I had kept myself oriented the entire time inside the attic. Our current position was the center of the attic, facing north (toward the front of building), to the immediate south of the attic stairwell (Figure 1). I did a quick left-hand sweep on the walls to find the stairwell opening. It took only a couple of seconds to complete this. By now, the heat was painful on my skin. I could not find the stairwell where I thought it would be. It was as if someone had closed the doors on us or knocked over a bunch of junk. I then swept the floor for the hoseline in hope of following it a short distance to the stairwell. The hoseline was looped over on itself and difficult to follow.

With our path of egress inaccessible and conditions now life-threatening, I grabbed John and told him we were heading toward the front of the building. I did not tell him to take or leave the hoseline, but he had the wherewithal to hold onto it. I grabbed John, and we crawled north. I decided to move toward the front of the building for two reasons: (1) to put distance between us and the bulk of fire and heat; and (2) based on experience and knowledge of local building construction, there would likely be exterior windows at the front of the attic, facing Lincoln Avenue. As we moved forward, the heat was not dissipating. We kept getting hotter.

Bailing Out

After moving an unknown distance, I spotted some daylight through the smoke. I found a window that had been vented.
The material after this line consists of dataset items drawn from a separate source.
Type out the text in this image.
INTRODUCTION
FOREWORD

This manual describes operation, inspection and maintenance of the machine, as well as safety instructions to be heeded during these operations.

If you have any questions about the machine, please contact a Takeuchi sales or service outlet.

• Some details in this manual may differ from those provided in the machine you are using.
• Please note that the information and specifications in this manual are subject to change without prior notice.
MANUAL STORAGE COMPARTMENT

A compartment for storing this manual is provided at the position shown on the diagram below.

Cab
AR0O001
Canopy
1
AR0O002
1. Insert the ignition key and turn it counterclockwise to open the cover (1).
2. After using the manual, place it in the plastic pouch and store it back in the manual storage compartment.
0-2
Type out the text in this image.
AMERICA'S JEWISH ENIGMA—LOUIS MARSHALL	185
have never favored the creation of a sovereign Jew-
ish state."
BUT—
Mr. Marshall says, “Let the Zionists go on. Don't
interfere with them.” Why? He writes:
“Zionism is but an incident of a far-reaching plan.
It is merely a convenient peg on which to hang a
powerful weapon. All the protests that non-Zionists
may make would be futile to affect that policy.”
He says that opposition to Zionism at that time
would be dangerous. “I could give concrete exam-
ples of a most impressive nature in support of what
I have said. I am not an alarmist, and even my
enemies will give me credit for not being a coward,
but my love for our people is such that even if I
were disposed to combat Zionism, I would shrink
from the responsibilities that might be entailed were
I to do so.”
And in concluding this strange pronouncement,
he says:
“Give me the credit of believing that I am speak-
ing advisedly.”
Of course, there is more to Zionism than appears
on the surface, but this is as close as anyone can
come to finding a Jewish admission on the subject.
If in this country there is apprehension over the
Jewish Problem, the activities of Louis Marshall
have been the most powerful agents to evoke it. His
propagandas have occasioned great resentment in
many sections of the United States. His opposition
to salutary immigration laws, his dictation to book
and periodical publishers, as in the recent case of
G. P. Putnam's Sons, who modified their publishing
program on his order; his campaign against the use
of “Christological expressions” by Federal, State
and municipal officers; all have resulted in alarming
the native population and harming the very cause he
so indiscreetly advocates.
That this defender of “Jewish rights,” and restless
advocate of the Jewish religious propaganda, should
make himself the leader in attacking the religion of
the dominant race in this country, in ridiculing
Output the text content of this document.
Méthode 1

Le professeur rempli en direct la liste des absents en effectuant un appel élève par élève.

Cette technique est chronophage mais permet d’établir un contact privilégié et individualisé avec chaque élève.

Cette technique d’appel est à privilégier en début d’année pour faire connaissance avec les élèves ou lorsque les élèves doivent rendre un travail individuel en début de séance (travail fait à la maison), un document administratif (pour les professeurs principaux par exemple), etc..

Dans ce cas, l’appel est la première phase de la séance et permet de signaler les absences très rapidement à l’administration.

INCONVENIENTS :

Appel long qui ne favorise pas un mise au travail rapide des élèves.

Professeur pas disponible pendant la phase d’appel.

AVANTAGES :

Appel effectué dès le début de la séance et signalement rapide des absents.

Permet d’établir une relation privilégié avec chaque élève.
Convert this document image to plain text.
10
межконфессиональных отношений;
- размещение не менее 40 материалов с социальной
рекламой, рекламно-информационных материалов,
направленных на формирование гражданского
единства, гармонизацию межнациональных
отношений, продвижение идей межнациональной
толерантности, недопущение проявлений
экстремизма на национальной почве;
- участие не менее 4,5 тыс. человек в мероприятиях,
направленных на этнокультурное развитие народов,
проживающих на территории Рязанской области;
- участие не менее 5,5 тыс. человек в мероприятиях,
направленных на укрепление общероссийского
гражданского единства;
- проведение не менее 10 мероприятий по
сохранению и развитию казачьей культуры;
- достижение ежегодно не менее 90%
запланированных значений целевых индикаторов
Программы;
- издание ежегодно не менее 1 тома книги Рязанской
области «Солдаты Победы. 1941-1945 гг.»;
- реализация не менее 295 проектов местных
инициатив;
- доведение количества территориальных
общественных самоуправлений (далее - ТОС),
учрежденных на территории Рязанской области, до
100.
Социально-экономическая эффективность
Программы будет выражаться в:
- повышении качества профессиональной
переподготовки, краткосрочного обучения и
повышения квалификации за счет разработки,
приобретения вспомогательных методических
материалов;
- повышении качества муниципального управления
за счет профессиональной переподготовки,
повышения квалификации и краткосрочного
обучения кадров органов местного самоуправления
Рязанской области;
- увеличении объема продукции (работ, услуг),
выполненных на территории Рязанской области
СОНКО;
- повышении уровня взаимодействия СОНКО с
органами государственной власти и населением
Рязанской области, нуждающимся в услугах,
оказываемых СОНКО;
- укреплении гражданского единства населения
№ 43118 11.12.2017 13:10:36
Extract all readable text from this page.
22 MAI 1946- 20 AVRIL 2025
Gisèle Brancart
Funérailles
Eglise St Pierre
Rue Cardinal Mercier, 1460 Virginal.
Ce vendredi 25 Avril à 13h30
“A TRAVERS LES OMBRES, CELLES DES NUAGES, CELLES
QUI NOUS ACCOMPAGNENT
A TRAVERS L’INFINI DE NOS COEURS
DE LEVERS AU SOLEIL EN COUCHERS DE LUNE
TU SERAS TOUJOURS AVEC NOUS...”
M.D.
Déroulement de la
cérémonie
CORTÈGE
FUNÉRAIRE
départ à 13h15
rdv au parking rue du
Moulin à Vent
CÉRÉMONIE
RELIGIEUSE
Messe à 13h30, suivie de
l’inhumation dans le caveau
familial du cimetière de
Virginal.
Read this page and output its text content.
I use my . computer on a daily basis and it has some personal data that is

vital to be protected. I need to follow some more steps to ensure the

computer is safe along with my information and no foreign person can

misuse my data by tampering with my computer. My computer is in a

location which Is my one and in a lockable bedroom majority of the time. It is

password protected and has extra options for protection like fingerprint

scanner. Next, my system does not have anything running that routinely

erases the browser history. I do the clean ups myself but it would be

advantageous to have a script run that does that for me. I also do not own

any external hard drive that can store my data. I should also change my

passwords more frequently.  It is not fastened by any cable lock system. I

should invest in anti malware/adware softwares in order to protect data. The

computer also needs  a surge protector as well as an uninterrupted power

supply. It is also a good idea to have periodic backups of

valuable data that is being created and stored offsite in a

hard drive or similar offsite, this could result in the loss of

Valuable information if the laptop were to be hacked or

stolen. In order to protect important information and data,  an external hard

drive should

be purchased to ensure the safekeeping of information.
I grabbed John and shoved him into the window and told him to get out (photo 4). The window was 24 inches squared, and John is six feet tall and built like a firefighter. As he was working his way out the window, I waited. The heat kept getting worse and so did the pain on my skin. Through the smoke, I saw some light adjacent to John on the left. I shoved my hand toward it and found a second window. For a fraction of a second, I considered hanging by my hands or feet. This was not an option. I felt as if I was on my way to being burned alive. I dived out the window headfirst! My only thought was that it was cooler out there than in here. I did not hesitate to jump even for a second (photo 5).

(4) 1:30 after the initial Mayday call. John is hanging out the left window. Note the flames at the C-D corner at the gutter line.<i> </i>
(4) 1:30 after the initial Mayday call. John is hanging out the left window. Note the flames at the C-D corner at the gutter line.

I landed on my lower back and bottom, striking my head on the decking. My helmet saved my head but came off after the impact. Within seconds, I jumped up and threw my gloves off to stop my hands from burning. I then saw that John had fallen onto the porch (photo 6). I went over to check on him. I took off my face piece. While on the porch, John and I yelled down to Operations that we were missing our second firefighter, Jason. We did not know where he was. We waited several minutes while members cleared the ladder so we could climb down (photo 7). Once on the ground, I took off my turnout coat and flushed my skin with cold water from the pump panel on Engine 31.

(5) 1:40 after the initial Mayday call. I jumped out of the right window. You can see me falling mid-air, my leg pointing up. John is still at the window.
(5) 1:40 after the initial Mayday call. I jumped out of the right window. You can see me falling mid-air, my leg pointing up. John is still at the window.

Jason, my second firefighter, had been at the bottom of the attic stairs advancing line up for us. After we bailed out the windows, he was missing and unaccounted for. I thought for sure he was dead or severely burned. I paced around the fireground waiting to hear. Those five or so minutes of not knowing were the longest five minutes of my career. As his company officer, I was responsible for his safety and well-being. I was distraught at the possibility that I failed him as a company officer. Jason was found alive and well with only a minor knee injury. Relieved that he was safe, I walked over to the paramedics, lay down on the cot, and was loaded into the back of the transport unit.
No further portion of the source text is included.